Some creators are meant to make myth. They're supposed to stride into humanity's shared stream of meaning and re-interpret the flow. Or boil it into something elemental.
Comics legend Walt Simonson is one of those people. Yes, his acclaimed work on Thor and Orion had the advantage of dealing with deities in the leading role. But his work on titles like Manhunter also shows his skill at making more grounded stories sing in a different way.
The actual story of The Judas Coin didn't hold many surprises for me. The hardcover graphic novel starts in biblical times, showing Judas Iscariot getting paid for his infamous betrayal and then trying to throw the money back at those who paid him. One coin gets picked up by a hapless citizen who meets an untimely end. This kind of tale—where a cursed artifact ruins the lives of those who've touched it over the course of centuries—has been a genre staple for a long, long time. But it's the way that Simonson tells it, with all his hallmark tics intact that excites me.

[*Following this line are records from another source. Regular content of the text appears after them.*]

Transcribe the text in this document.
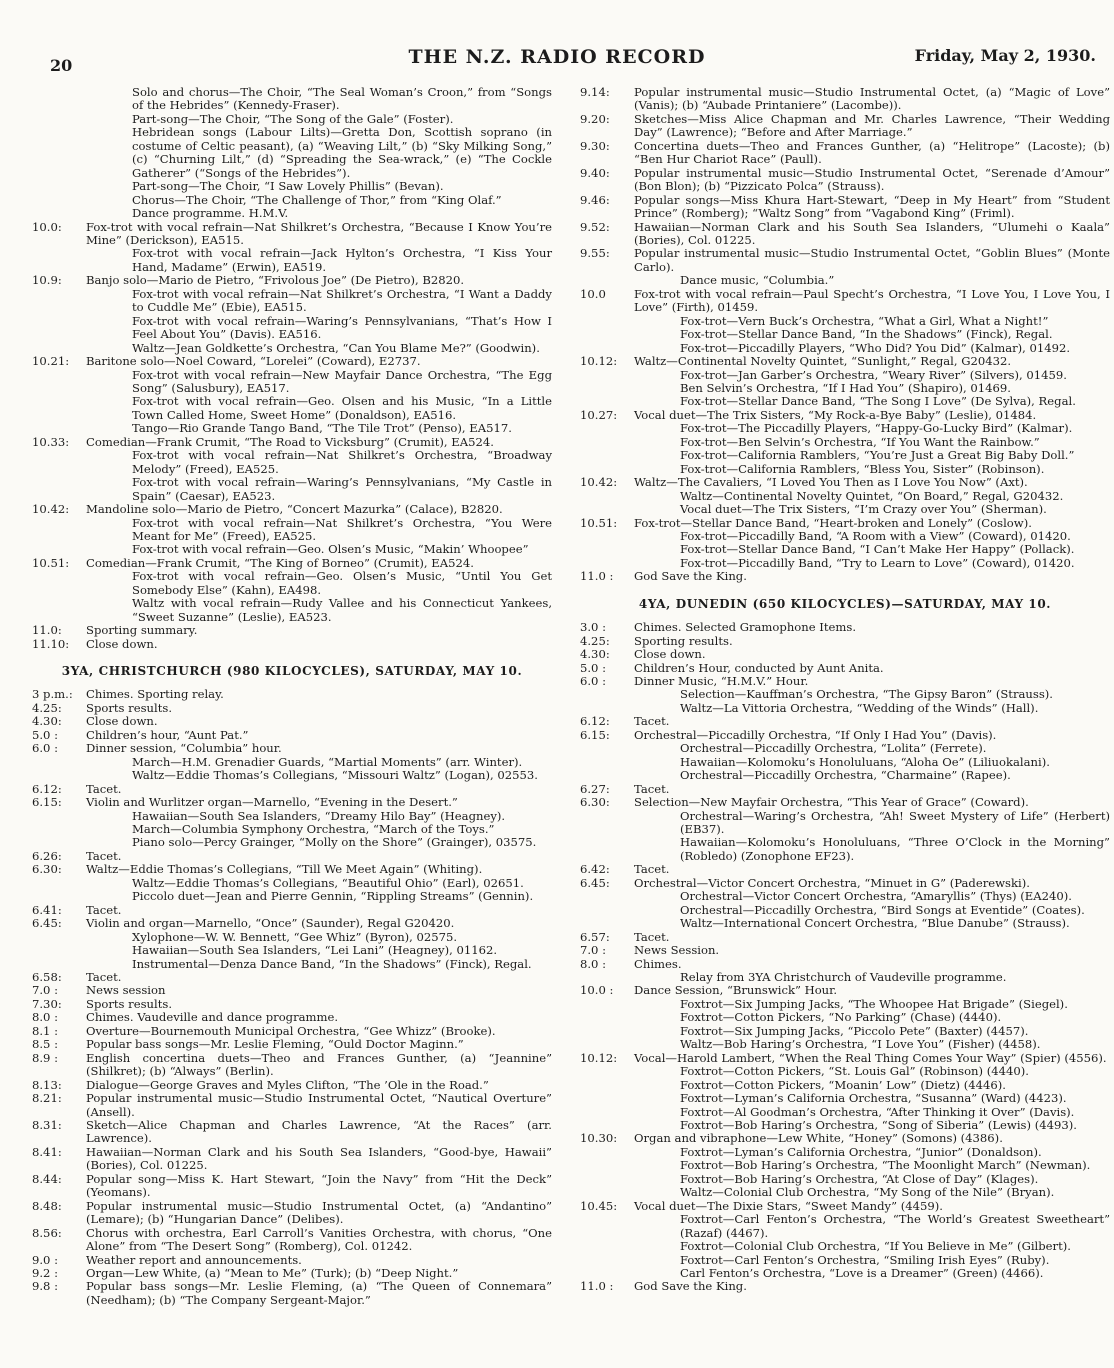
20	THE N.Z. RADIO RECORD	Friday, May 2, 1930.
Solo and chorus—The Choir, “The Seal Woman’s Croon,” from “Songs of the Hebrides” (Kennedy-Fraser).
Part-song—The Choir, “The Song of the Gale” (Foster).
Hebridean songs (Labour Lilts)—Gretta Don, Scottish soprano (in costume of Celtic peasant), (a) “Weaving Lilt,” (b) “Sky Milking Song,” (c) “Churning Lilt,” (d) “Spreading the Sea-wrack,” (e) “The Cockle Gatherer” (“Songs of the Hebrides”).
Part-song—The Choir, “I Saw Lovely Phillis” (Bevan).
Chorus—The Choir, “The Challenge of Thor,” from “King Olaf.”
Dance programme. H.M.V.
10.0:	Fox-trot with vocal refrain—Nat Shilkret’s Orchestra, “Because I Know You’re Mine” (Derickson), EA515.
Fox-trot with vocal refrain—Jack Hylton’s Orchestra, “I Kiss Your Hand, Madame” (Erwin), EA519.
10.9:	Banjo solo—Mario de Pietro, “Frivolous Joe” (De Pietro), B2820.
Fox-trot with vocal refrain—Nat Shilkret’s Orchestra, “I Want a Daddy to Cuddle Me” (Ebie), EA515.
Fox-trot with vocal refrain—Waring’s Pennsylvanians, “That’s How I Feel About You” (Davis). EA516.
Waltz—Jean Goldkette’s Orchestra, “Can You Blame Me?” (Goodwin).
10.21:	Baritone solo—Noel Coward, “Lorelei” (Coward), E2737.
Fox-trot with vocal refrain—New Mayfair Dance Orchestra, “The Egg Song” (Salusbury), EA517.
Fox-trot with vocal refrain—Geo. Olsen and his Music, “In a Little Town Called Home, Sweet Home” (Donaldson), EA516.
Tango—Rio Grande Tango Band, “The Tile Trot” (Penso), EA517.
10.33:	Comedian—Frank Crumit, “The Road to Vicksburg” (Crumit), EA524.
Fox-trot with vocal refrain—Nat Shilkret’s Orchestra, “Broadway Melody” (Freed), EA525.
Fox-trot with vocal refrain—Waring’s Pennsylvanians, “My Castle in Spain” (Caesar), EA523.
10.42:	Mandoline solo—Mario de Pietro, “Concert Mazurka” (Calace), B2820.
Fox-trot with vocal refrain—Nat Shilkret’s Orchestra, “You Were Meant for Me” (Freed), EA525.
Fox-trot with vocal refrain—Geo. Olsen’s Music, “Makin’ Whoopee”
10.51:	Comedian—Frank Crumit, “The King of Borneo” (Crumit), EA524.
Fox-trot with vocal refrain—Geo. Olsen’s Music, “Until You Get Somebody Else” (Kahn), EA498.
Waltz with vocal refrain—Rudy Vallee and his Connecticut Yankees, “Sweet Suzanne” (Leslie), EA523.
11.0:	Sporting summary.
11.10:	Close down.
3YA, CHRISTCHURCH (980 KILOCYCLES), SATURDAY, MAY 10.
3 p.m.:	Chimes. Sporting relay.
4.25:	Sports results.
4.30:	Close down.
5.0 :	Children’s hour, “Aunt Pat.”
6.0 :	Dinner session, “Columbia” hour.
March—H.M. Grenadier Guards, “Martial Moments” (arr. Winter).
Waltz—Eddie Thomas’s Collegians, “Missouri Waltz” (Logan), 02553.
6.12:	Tacet.
6.15:	Violin and Wurlitzer organ—Marnello, “Evening in the Desert.”
Hawaiian—South Sea Islanders, “Dreamy Hilo Bay” (Heagney).
March—Columbia Symphony Orchestra, “March of the Toys.”
Piano solo—Percy Grainger, “Molly on the Shore” (Grainger), 03575.
6.26:	Tacet.
6.30:	Waltz—Eddie Thomas’s Collegians, “Till We Meet Again” (Whiting).
Waltz—Eddie Thomas’s Collegians, “Beautiful Ohio” (Earl), 02651.
Piccolo duet—Jean and Pierre Gennin, “Rippling Streams” (Gennin).
6.41:	Tacet.
6.45:	Violin and organ—Marnello, “Once” (Saunder), Regal G20420.
Xylophone—W. W. Bennett, “Gee Whiz” (Byron), 02575.
Hawaiian—South Sea Islanders, “Lei Lani” (Heagney), 01162.
Instrumental—Denza Dance Band, “In the Shadows” (Finck), Regal.
6.58:	Tacet.
7.0 :	News session
7.30:	Sports results.
8.0 :	Chimes. Vaudeville and dance programme.
8.1 :	Overture—Bournemouth Municipal Orchestra, “Gee Whizz” (Brooke).
8.5 :	Popular bass songs—Mr. Leslie Fleming, “Ould Doctor Maginn.”
8.9 :	English concertina duets—Theo and Frances Gunther, (a) “Jeannine” (Shilkret); (b) “Always” (Berlin).
8.13:	Dialogue—George Graves and Myles Clifton, “The ’Ole in the Road.”
8.21:	Popular instrumental music—Studio Instrumental Octet, “Nautical Overture” (Ansell).
8.31:	Sketch—Alice Chapman and Charles Lawrence, “At the Races” (arr. Lawrence).
8.41:	Hawaiian—Norman Clark and his South Sea Islanders, “Good-bye, Hawaii” (Bories), Col. 01225.
8.44:	Popular song—Miss K. Hart Stewart, “Join the Navy” from “Hit the Deck” (Yeomans).
8.48:	Popular instrumental music—Studio Instrumental Octet, (a) “Andantino” (Lemare); (b) “Hungarian Dance” (Delibes).
8.56:	Chorus with orchestra, Earl Carroll’s Vanities Orchestra, with chorus, “One Alone” from “The Desert Song” (Romberg), Col. 01242.
9.0 :	Weather report and announcements.
9.2 :	Organ—Lew White, (a) “Mean to Me” (Turk); (b) “Deep Night.”
9.8 :	Popular bass songs—Mr. Leslie Fleming, (a) “The Queen of Connemara” (Needham); (b) “The Company Sergeant-Major.”
9.14:	Popular instrumental music—Studio Instrumental Octet, (a) “Magic of Love” (Vanis); (b) “Aubade Printaniere” (Lacombe)).
9.20:	Sketches—Miss Alice Chapman and Mr. Charles Lawrence, “Their Wedding Day” (Lawrence); “Before and After Marriage.”
9.30:	Concertina duets—Theo and Frances Gunther, (a) “Helitrope” (Lacoste); (b) “Ben Hur Chariot Race” (Paull).
9.40:	Popular instrumental music—Studio Instrumental Octet, “Serenade d’Amour” (Bon Blon); (b) “Pizzicato Polca” (Strauss).
9.46:	Popular songs—Miss Khura Hart-Stewart, “Deep in My Heart” from “Student Prince” (Romberg); “Waltz Song” from “Vagabond King” (Friml).
9.52:	Hawaiian—Norman Clark and his South Sea Islanders, “Ulumehi o Kaala” (Bories), Col. 01225.
9.55:	Popular instrumental music—Studio Instrumental Octet, “Goblin Blues” (Monte Carlo).
Dance music, “Columbia.”
10.0	Fox-trot with vocal refrain—Paul Specht’s Orchestra, “I Love You, I Love You, I Love” (Firth), 01459.
Fox-trot—Vern Buck’s Orchestra, “What a Girl, What a Night!”
Fox-trot—Stellar Dance Band, “In the Shadows” (Finck), Regal.
Fox-trot—Piccadilly Players, “Who Did? You Did” (Kalmar), 01492.
10.12:	Waltz—Continental Novelty Quintet, “Sunlight,” Regal, G20432.
Fox-trot—Jan Garber’s Orchestra, “Weary River” (Silvers), 01459.
Ben Selvin’s Orchestra, “If I Had You” (Shapiro), 01469.
Fox-trot—Stellar Dance Band, “The Song I Love” (De Sylva), Regal.
10.27:	Vocal duet—The Trix Sisters, “My Rock-a-Bye Baby” (Leslie), 01484.
Fox-trot—The Piccadilly Players, “Happy-Go-Lucky Bird” (Kalmar).
Fox-trot—Ben Selvin’s Orchestra, “If You Want the Rainbow.”
Fox-trot—California Ramblers, “You’re Just a Great Big Baby Doll.”
Fox-trot—California Ramblers, “Bless You, Sister” (Robinson).
10.42:	Waltz—The Cavaliers, “I Loved You Then as I Love You Now” (Axt).
Waltz—Continental Novelty Quintet, “On Board,” Regal, G20432.
Vocal duet—The Trix Sisters, “I’m Crazy over You” (Sherman).
10.51:	Fox-trot—Stellar Dance Band, “Heart-broken and Lonely” (Coslow).
Fox-trot—Piccadilly Band, “A Room with a View” (Coward), 01420.
Fox-trot—Stellar Dance Band, “I Can’t Make Her Happy” (Pollack).
Fox-trot—Piccadilly Band, “Try to Learn to Love” (Coward), 01420.
11.0 :	God Save the King.
4YA, DUNEDIN (650 KILOCYCLES)—SATURDAY, MAY 10.
3.0 :	Chimes. Selected Gramophone Items.
4.25:	Sporting results.
4.30:	Close down.
5.0 :	Children’s Hour, conducted by Aunt Anita.
6.0 :	Dinner Music, “H.M.V.” Hour.
Selection—Kauffman’s Orchestra, “The Gipsy Baron” (Strauss).
Waltz—La Vittoria Orchestra, “Wedding of the Winds” (Hall).
6.12:	Tacet.
6.15:	Orchestral—Piccadilly Orchestra, “If Only I Had You” (Davis).
Orchestral—Piccadilly Orchestra, “Lolita” (Ferrete).
Hawaiian—Kolomoku’s Honoluluans, “Aloha Oe” (Liliuokalani).
Orchestral—Piccadilly Orchestra, “Charmaine” (Rapee).
6.27:	Tacet.
6.30:	Selection—New Mayfair Orchestra, “This Year of Grace” (Coward).
Orchestral—Waring’s Orchestra, “Ah! Sweet Mystery of Life” (Herbert) (EB37).
Hawaiian—Kolomoku’s Honoluluans, “Three O’Clock in the Morning” (Robledo) (Zonophone EF23).
6.42:	Tacet.
6.45:	Orchestral—Victor Concert Orchestra, “Minuet in G” (Paderewski).
Orchestral—Victor Concert Orchestra, “Amaryllis” (Thys) (EA240).
Orchestral—Piccadilly Orchestra, “Bird Songs at Eventide” (Coates).
Waltz—International Concert Orchestra, “Blue Danube” (Strauss).
6.57:	Tacet.
7.0 :	News Session.
8.0 :	Chimes.
Relay from 3YA Christchurch of Vaudeville programme.
10.0 :	Dance Session, “Brunswick” Hour.
Foxtrot—Six Jumping Jacks, “The Whoopee Hat Brigade” (Siegel).
Foxtrot—Cotton Pickers, “No Parking” (Chase) (4440).
Foxtrot—Six Jumping Jacks, “Piccolo Pete” (Baxter) (4457).
Waltz—Bob Haring’s Orchestra, “I Love You” (Fisher) (4458).
10.12:	Vocal—Harold Lambert, “When the Real Thing Comes Your Way” (Spier) (4556).
Foxtrot—Cotton Pickers, “St. Louis Gal” (Robinson) (4440).
Foxtrot—Cotton Pickers, “Moanin’ Low” (Dietz) (4446).
Foxtrot—Lyman’s California Orchestra, “Susanna” (Ward) (4423).
Foxtrot—Al Goodman’s Orchestra, “After Thinking it Over” (Davis).
Foxtrot—Bob Haring’s Orchestra, “Song of Siberia” (Lewis) (4493).
10.30:	Organ and vibraphone—Lew White, “Honey” (Somons) (4386).
Foxtrot—Lyman’s California Orchestra, “Junior” (Donaldson).
Foxtrot—Bob Haring’s Orchestra, “The Moonlight March” (Newman).
Foxtrot—Bob Haring’s Orchestra, “At Close of Day” (Klages).
Waltz—Colonial Club Orchestra, “My Song of the Nile” (Bryan).
10.45:	Vocal duet—The Dixie Stars, “Sweet Mandy” (4459).
Foxtrot—Carl Fenton’s Orchestra, “The World’s Greatest Sweetheart” (Razaf) (4467).
Foxtrot—Colonial Club Orchestra, “If You Believe in Me” (Gilbert).
Foxtrot—Carl Fenton’s Orchestra, “Smiling Irish Eyes” (Ruby).
Carl Fenton’s Orchestra, “Love is a Dreamer” (Green) (4466).
11.0 :	God Save the King.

The energy of Simonson's line hasn't diminished at all in the 30+ years he's been drawing. His pages hold tall skyscraper panels, with the action shot from below to make the reader feel like they've stumbled into something Wagnerian. Characters' faces tell little stories all unto themselves, with a haunted past and a tense present-day in their expressions. His design sense and composition invokes scale and detail in equal measure and always give your eye something to trace down into the fibers of the page.
Look at the cover. What looks like a composite image at first breaks down cleanly on closer inspection, letting you know that stories are happening in multiple eras before you read anything else about the book. And his trademark use of outlandish sound effects as visual elements somehow manages to both deflate overly serious moments or make everyday occurrences seem full of portent.
What you get in the loosely connected short stories is essentially a micro-history of comics and the genres that have been popular in the artform's American lifespan. Sword-and-sandal gladiator stories, cowboy adventure, pirate derring-do and cape-and-cowl superheroics all show up here.
Simonson mines DC Comics' library of heroes and villains for characters in each genre and mixes up his artistic or writing approaches for each. His art may not immediately make you think of Jack Kirby but Simonson is clearly in the lineage of the great comics master, whose career took him through romance, boys'-adventure, superhero and nearly every other genre comics has touched. I was really worried that Simonson would show me that his edge had dulled in The Judas Coin. Instead, the bearded cartoonist demonstrates what it's like to be able to wield finely honed chops in a multiplicity of ways.